Lakeside resorts cropped up along Whitefish Bay as early as the 1860s, and a toll road opened in 1872 linking the area to Milwaukee’s east side. When Frederick Pabst built a pavilion, hotel, and beer garden on the bay in the late 1880s, he also built a streetcar line to compete with the old toll road, boosting the resort business while opening Whitefish Bay and Shorewood (then East Milwaukee, north of E. Edgewood Avenue) to suburban development. In the 1890s, well-to-do professionals began building houses and commuting to work in Milwaukee. After 1900, the resorts’ popularity declined, and Pabst’s resort was torn down in 1914, but a prestigious neighborhood arose in their place. In the 1910s and 1920s, wealthy people built elaborate houses along the former toll road, now N. Lake Drive. Winding its way along the scenic lakeshore, it remains the backbone of the “Gold Coast.” These houses contrast sharply with the smaller middle-class houses of neighboring subdivisions. Most were designed by local architects and stand on bluffs overlooking the lake.
Milwaukee architects Kirchhoff and Rose designed the lavish Joseph and Ilma Uihlein House at 3318 N. Lake Drive in 1907. Despite his German surname, the beer baron owner is thought to have been an Anglophile, who wanted an English Renaissance house to harmonize with his imported furnishings. The fifty-foot living room paneling, for instance, was patterned after Chequers Court, the sixteenth-century country house of British prime ministers. The exterior portion comprising the arched entrance and flanking bay windows convincingly displays English Renaissance features in the contrasting brick and stone, large windows, and curved gables. In this respect, it is much like the Elizabeth Black House (MI144). The building’s northern extension has clumsier proportions and windows and reflects early twentieth-century forms in North America.

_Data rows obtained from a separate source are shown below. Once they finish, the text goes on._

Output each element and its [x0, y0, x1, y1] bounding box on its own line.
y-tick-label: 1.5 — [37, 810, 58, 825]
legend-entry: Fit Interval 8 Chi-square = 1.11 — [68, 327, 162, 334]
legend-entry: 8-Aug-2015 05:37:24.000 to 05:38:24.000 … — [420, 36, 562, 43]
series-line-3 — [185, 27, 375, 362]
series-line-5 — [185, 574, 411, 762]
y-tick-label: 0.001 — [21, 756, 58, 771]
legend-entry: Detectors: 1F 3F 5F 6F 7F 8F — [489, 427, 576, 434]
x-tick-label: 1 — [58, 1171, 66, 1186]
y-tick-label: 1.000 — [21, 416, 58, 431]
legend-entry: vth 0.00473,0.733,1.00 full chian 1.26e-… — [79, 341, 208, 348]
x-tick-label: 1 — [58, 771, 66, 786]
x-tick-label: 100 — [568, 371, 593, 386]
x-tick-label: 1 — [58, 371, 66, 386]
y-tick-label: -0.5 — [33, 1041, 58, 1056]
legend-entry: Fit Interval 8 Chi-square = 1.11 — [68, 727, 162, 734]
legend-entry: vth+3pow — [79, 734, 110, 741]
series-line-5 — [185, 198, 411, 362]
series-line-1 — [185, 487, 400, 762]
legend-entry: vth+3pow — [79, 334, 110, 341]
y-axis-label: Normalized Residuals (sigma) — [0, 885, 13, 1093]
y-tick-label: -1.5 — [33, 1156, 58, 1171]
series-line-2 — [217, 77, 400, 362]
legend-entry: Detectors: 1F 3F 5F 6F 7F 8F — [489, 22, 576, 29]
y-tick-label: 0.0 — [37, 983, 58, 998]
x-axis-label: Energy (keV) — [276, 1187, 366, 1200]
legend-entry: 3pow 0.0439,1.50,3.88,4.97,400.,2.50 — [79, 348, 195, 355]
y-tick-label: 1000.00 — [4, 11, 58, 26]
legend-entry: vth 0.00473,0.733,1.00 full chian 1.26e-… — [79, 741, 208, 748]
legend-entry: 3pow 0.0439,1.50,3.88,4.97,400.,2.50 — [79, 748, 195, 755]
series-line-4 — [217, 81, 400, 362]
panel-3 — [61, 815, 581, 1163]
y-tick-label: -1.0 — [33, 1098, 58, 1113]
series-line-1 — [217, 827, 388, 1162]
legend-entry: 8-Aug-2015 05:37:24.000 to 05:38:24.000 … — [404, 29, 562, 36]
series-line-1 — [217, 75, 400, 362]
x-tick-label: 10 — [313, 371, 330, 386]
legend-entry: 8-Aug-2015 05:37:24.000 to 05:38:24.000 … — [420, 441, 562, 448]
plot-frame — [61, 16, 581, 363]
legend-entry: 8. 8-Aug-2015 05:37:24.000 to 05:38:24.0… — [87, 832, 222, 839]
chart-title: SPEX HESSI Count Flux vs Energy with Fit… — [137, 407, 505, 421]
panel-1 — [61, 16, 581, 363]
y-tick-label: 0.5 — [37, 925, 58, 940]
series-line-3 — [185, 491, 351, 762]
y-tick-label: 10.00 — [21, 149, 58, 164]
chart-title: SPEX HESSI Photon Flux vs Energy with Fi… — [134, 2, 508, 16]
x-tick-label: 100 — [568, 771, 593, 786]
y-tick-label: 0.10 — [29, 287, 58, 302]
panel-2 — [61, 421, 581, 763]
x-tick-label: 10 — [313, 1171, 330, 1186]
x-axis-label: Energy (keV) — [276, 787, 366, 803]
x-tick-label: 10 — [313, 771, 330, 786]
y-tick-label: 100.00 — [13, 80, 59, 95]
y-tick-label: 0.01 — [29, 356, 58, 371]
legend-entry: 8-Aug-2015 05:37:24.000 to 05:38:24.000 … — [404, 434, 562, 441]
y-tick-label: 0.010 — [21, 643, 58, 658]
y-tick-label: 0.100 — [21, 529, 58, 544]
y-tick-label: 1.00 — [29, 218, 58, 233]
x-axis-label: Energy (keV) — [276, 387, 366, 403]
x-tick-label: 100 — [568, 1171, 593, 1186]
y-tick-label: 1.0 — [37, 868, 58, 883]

The Orrin Robertson House at number 3266 is another Tudor Revival variation that evokes a sense of fantasy with fairytale-like turrets rising to sharp conical peaks that bracket the central corbeled gable. This two-story brick design by A. C. Eschweiler was completed in 1912. Eschweiler also designed Henry Thompson’s Tudor Revival mansion at number 3288. Built in 1913, the rusticated rubble-stone building sits on a broad lawn. Gabled wings shelter an arched entrance portal, and tall corbeled chimneys frame each end of the slate-shingled gable roof. Thompson hired Eschweiler to add a teahouse to the estate in 1928. Later, the complex, with its six-acre lakefront campus, became an Episcopal retreat; a chapel was added in 1949. In 2000, the Wisconsin Institute for Torah Studies moved into a new educational facility built to house the library, classrooms, and laboratory suites. At that time, the original Thompson House became dormitory space and administrative offices.
At 3474 N. Lake is Whitney and Beck’s French Provincial mansion (1928) for Stanley Stone. Tall, arched French windows accented with shutters light the first floor and stairwell and give way to shorter second-story versions. Twin corner pavilions frame the brick house, which rises to a hipped roof, punctuated by a trio of arched shed dormers.